I remember my first day of extrication training in the academy. It was the zenith of summer in South Florida, and I thought I was working in purgatory. The sun was drilling us, and the tools felt like blocks of steel. Just to lift the Jaws and place them where they needed to be on the car required an immense effort. At a buck twenty, I really wasn’t sure if I could ever excel at this, but since working in a Battalion with a junkyard and a great TRT instructor, I now know that’s a bunch of bull, and I can honestly say that I love extrication.
The funny thing with extrication is that with each passing year the tools feel lighter even though I weigh a few pounds less than in the academy. But they feel lighter because I’m more comfortable with them. I don’t fight the equipment like I did in the beginning. I relax more while I hold the Jaws and let them do the work for me. Instead of trying to dominate the tools, I work with them, shifting and readjusting when necessary.
The more limber we grow in mind, the easier extrication (and life) becomes.
It’s another form of yoga, and I try to remember this as I work. Yoga is about learning to be comfortable in uncomfortable situations and moving beyond perceived obstacles. It’s about breathing when you feel you can’t and relaxing into pain or unease. When you feel discomfort, relax and breathe. You do this thousands of times until it begins to rewire your nervous system and alter how you deal with discomfort. Instead of fighting it, you accept it and continue on.

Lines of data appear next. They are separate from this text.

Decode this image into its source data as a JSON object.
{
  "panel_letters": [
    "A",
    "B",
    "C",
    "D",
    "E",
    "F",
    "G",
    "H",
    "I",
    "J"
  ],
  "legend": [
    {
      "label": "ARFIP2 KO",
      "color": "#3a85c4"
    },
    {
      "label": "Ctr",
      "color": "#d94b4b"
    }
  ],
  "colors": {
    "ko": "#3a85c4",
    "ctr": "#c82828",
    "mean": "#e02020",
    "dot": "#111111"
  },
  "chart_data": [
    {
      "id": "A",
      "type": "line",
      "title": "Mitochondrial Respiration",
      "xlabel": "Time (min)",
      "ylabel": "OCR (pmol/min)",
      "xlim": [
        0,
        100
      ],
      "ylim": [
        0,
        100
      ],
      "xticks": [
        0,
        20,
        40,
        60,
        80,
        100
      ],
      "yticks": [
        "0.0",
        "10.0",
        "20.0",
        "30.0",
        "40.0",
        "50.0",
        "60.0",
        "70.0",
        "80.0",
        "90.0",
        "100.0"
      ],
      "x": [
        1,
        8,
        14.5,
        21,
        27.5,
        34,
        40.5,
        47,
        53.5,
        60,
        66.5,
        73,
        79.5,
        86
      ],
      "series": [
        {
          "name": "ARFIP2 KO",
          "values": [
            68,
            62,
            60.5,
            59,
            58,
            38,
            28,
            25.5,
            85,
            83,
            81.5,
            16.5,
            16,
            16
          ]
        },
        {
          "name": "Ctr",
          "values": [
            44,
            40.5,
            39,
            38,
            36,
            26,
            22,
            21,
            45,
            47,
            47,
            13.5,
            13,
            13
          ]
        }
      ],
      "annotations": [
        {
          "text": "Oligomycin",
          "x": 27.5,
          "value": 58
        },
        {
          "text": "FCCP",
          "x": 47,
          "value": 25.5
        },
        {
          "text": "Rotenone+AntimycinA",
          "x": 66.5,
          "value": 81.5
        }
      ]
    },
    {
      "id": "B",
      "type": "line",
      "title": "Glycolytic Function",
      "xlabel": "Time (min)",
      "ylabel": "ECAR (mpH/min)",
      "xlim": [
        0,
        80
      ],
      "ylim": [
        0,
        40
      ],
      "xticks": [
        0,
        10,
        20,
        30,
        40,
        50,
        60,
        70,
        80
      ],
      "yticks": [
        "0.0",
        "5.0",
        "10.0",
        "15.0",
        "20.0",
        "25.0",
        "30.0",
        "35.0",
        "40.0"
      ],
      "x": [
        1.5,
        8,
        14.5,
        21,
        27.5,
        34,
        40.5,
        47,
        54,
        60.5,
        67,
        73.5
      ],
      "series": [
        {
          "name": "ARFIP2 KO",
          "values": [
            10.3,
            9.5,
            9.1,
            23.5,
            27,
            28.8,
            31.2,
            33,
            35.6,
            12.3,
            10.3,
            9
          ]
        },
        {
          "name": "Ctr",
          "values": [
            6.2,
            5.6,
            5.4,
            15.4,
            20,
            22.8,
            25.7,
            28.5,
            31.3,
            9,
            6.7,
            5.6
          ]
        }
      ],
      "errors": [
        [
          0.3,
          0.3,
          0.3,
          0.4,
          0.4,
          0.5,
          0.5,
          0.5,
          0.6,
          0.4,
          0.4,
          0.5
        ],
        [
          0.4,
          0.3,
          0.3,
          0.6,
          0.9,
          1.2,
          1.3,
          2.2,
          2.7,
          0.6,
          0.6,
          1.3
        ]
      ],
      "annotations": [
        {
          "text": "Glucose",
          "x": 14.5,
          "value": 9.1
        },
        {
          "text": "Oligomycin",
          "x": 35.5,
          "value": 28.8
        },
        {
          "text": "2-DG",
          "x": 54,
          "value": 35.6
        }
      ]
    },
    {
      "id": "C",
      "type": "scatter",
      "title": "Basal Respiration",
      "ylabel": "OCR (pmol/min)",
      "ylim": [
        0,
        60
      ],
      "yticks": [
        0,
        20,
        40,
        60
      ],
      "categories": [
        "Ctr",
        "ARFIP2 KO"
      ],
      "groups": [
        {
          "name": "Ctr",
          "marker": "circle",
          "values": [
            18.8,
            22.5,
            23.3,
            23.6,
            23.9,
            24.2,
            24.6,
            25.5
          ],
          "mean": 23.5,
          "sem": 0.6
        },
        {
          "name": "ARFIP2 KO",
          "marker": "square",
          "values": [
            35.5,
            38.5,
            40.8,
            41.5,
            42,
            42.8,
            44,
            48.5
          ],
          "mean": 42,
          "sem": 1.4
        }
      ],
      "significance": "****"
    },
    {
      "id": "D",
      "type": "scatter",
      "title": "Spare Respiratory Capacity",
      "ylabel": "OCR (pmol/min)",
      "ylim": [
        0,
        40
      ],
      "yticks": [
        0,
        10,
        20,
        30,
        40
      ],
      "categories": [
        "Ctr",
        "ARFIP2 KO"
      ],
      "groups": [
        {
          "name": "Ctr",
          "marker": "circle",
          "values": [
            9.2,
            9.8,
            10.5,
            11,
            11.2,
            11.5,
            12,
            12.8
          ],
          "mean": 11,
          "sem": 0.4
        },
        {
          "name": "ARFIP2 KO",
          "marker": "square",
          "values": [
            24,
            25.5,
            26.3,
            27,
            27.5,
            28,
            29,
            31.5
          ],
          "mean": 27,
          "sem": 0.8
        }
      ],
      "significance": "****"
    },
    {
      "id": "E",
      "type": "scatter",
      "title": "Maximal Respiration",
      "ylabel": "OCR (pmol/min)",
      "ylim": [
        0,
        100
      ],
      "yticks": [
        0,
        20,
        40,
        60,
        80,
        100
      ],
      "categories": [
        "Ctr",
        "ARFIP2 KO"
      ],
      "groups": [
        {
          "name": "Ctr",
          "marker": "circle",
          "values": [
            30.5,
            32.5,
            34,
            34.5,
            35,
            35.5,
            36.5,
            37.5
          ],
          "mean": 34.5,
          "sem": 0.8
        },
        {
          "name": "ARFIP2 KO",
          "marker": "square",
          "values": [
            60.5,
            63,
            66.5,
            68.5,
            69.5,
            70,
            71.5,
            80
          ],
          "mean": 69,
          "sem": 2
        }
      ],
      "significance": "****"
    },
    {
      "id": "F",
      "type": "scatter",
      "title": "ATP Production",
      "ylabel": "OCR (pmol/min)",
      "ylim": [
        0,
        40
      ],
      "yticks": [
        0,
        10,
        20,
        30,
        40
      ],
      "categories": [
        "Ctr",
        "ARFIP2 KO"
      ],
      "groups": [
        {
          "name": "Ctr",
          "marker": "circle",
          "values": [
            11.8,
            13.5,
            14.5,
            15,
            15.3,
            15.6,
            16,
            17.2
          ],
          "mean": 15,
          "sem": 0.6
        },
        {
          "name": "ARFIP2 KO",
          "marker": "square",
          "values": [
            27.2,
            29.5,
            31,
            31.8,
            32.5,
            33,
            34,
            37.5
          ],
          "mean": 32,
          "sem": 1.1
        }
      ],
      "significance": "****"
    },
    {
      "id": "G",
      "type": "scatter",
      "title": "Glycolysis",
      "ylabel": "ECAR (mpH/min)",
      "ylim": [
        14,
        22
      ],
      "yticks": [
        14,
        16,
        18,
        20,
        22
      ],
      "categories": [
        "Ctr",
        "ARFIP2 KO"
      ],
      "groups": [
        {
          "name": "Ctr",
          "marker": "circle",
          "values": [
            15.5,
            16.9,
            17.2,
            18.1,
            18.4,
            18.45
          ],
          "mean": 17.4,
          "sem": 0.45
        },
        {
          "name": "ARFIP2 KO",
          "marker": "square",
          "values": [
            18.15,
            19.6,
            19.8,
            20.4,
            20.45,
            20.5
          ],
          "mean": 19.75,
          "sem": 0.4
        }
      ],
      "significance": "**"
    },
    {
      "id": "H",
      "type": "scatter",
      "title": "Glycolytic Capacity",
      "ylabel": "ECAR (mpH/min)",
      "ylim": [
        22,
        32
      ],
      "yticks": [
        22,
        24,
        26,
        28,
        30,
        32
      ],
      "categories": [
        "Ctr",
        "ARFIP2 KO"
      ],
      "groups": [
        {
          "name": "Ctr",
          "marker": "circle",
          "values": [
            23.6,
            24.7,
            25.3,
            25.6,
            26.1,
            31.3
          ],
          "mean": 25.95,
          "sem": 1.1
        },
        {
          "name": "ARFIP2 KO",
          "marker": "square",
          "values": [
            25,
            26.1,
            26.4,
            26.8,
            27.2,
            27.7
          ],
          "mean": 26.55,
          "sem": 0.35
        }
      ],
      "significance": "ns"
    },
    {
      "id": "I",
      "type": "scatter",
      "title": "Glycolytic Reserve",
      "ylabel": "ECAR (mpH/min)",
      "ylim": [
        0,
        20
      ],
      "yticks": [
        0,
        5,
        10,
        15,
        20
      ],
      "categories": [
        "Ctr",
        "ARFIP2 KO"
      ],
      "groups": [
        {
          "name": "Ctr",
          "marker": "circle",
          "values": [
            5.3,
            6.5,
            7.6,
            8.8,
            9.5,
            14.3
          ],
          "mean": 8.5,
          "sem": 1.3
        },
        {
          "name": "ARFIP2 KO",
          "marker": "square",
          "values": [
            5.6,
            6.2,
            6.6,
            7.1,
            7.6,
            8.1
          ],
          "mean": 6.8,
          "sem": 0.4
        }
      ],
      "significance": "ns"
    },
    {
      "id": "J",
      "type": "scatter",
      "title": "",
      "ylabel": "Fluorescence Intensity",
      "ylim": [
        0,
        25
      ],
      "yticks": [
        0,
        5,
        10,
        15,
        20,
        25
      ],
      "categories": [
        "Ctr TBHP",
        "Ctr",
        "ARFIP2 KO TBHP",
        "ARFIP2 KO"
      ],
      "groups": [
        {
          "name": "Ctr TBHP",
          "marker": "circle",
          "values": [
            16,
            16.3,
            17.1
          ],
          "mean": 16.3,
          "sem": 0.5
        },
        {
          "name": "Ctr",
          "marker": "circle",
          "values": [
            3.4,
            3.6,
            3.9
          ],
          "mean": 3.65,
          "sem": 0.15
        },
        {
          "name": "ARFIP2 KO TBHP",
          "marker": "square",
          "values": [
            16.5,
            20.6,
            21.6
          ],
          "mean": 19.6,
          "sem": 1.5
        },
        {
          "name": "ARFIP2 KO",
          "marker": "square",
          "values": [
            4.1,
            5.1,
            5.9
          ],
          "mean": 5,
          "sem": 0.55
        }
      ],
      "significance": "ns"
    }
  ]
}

Often in firefighting we power through, yet sometimes the struggle is in our own minds. The impulse to manhandle tools is natural, but I’ve come to learn that most tools want to do the work. A ladder wants to balance itself. Cutters want to cut. We just need to put the tool in the right place, guide it, and let it do the work for us. Of course, this takes a lot of practice, but as Ashtanga Master Pattabhi Jois famously said, Practice and all is coming.